Nikhil and I decided that we needed to be vocal about our expectations from the marriage- with a special focus on MY wishes. Initially, my MIL would go berserk. She’d call me names, rave and rant. Soon she saw that we weren’t moved by her tantrums. Then her anger knew no bounds. We had a pretty tough few months to endure. Her ire was specially directed towards me. Thankfully, Nikhil and I stood firm.

I made it very clear that I got married for the love and companionship of my man. I had the right to expect joy and contentment in my life with him. I look forward to creating a family with Nikhil and for that she needed to back off with her demands on my time. I had to spell it out that if my relationship with Nikhil was not allowed to be my sole priority, I’ll be damned if I’ll cook a single meal or do a single load of laundry for anyone!

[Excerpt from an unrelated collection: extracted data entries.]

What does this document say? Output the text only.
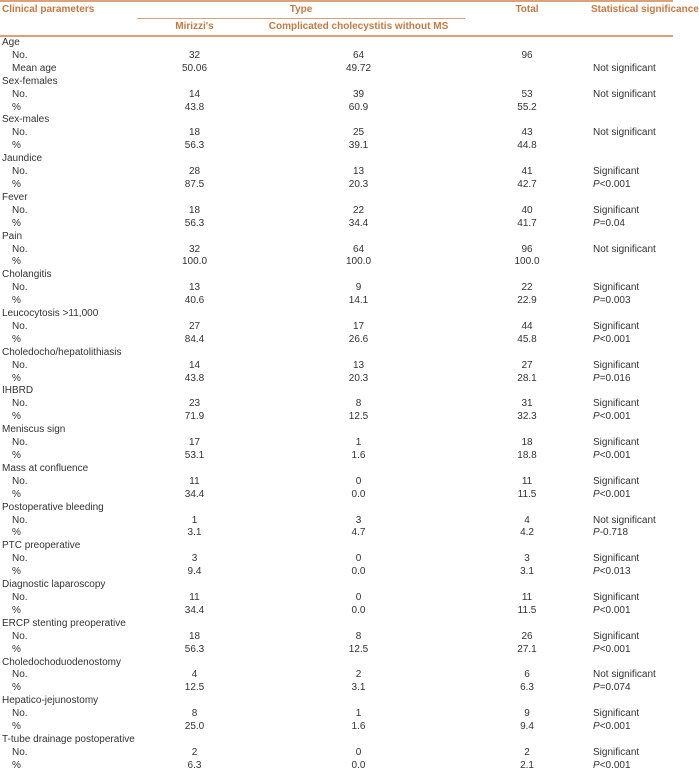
Clinical parameters	Type		Total	Statistical significance
	Mirizzi's	Complicated cholecystitis without MS		
Age				
No.	32	64	96	
Mean age	50.06	49.72		Not significant
Sex-females				
No.	14	39	53	Not significant
%	43.8	60.9	55.2	
Sex-males				
No.	18	25	43	Not significant
%	56.3	39.1	44.8	
Jaundice				
No.	28	13	41	Significant
%	87.5	20.3	42.7	P<0.001
Fever				
No.	18	22	40	Significant
%	56.3	34.4	41.7	P=0.04
Pain				
No.	32	64	96	Not significant
%	100.0	100.0	100.0	
Cholangitis				
No.	13	9	22	Significant
%	40.6	14.1	22.9	P=0.003
Leucocytosis >11,000				
No.	27	17	44	Significant
%	84.4	26.6	45.8	P<0.001
Choledocho/hepatolithiasis				
No.	14	13	27	Significant
%	43.8	20.3	28.1	P=0.016
IHBRD				
No.	23	8	31	Significant
%	71.9	12.5	32.3	P<0.001
Meniscus sign				
No.	17	1	18	Significant
%	53.1	1.6	18.8	P<0.001
Mass at confluence				
No.	11	0	11	Significant
%	34.4	0.0	11.5	P<0.001
Postoperative bleeding				
No.	1	3	4	Not significant
%	3.1	4.7	4.2	P-0.718
PTC preoperative				
No.	3	0	3	Significant
%	9.4	0.0	3.1	P<0.013
Diagnostic laparoscopy				
No.	11	0	11	Significant
%	34.4	0.0	11.5	P<0.001
ERCP stenting preoperative				
No.	18	8	26	Significant
%	56.3	12.5	27.1	P<0.001
Choledochoduodenostomy				
No.	4	2	6	Not significant
%	12.5	3.1	6.3	P=0.074
Hepatico-jejunostomy				
No.	8	1	9	Significant
%	25.0	1.6	9.4	P<0.001
T-tube drainage postoperative				
No.	2	0	2	Significant
%	6.3	0.0	2.1	P<0.001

I am not yet out of the woods, but I am getting there. I dare to hope that someday my MIL would think well of me and see that my current behavior isn’t to hurt her but to stop her from hurting her son and his wife.

That is why I asked you, are you sure you want to get married? Are you clear about the role you’ll be expected to play? Will your primary role will be that of a cook- cum- housekeeper?

Your words remind me of the modern version of the frog prince fairy tale. This is how it goes:

Once upon a time in a land far away, a beautiful, independent, self-assured princess happened upon a frog as she sat contemplating ecological issues on the shores of an unpolluted pond in a verdant meadow near her castle. She had no other worries as she had already persuaded her loving and indulgent father to divorce her evil step- mother.

The frog hopped into the Princess’ lap and said: “Elegant Lady, I was once a handsome Prince, until an evil sorceress cast a spell upon me.”

“One kiss from you, however, and I will turn back into the dapper young Prince that I am. Then, my Sweet, we can marry and set up housekeeping in your castle with my Mother, where you can prepare my meals, clean my clothes, bear my children, and forever feel grateful and happy in doing so.”

That night, while dining on lightly sauteed frog legs seasoned in a white wine and onion cream sauce, she chuckled to herself and thought:


So my dear Nayan, NOT BLOODY LIKELY!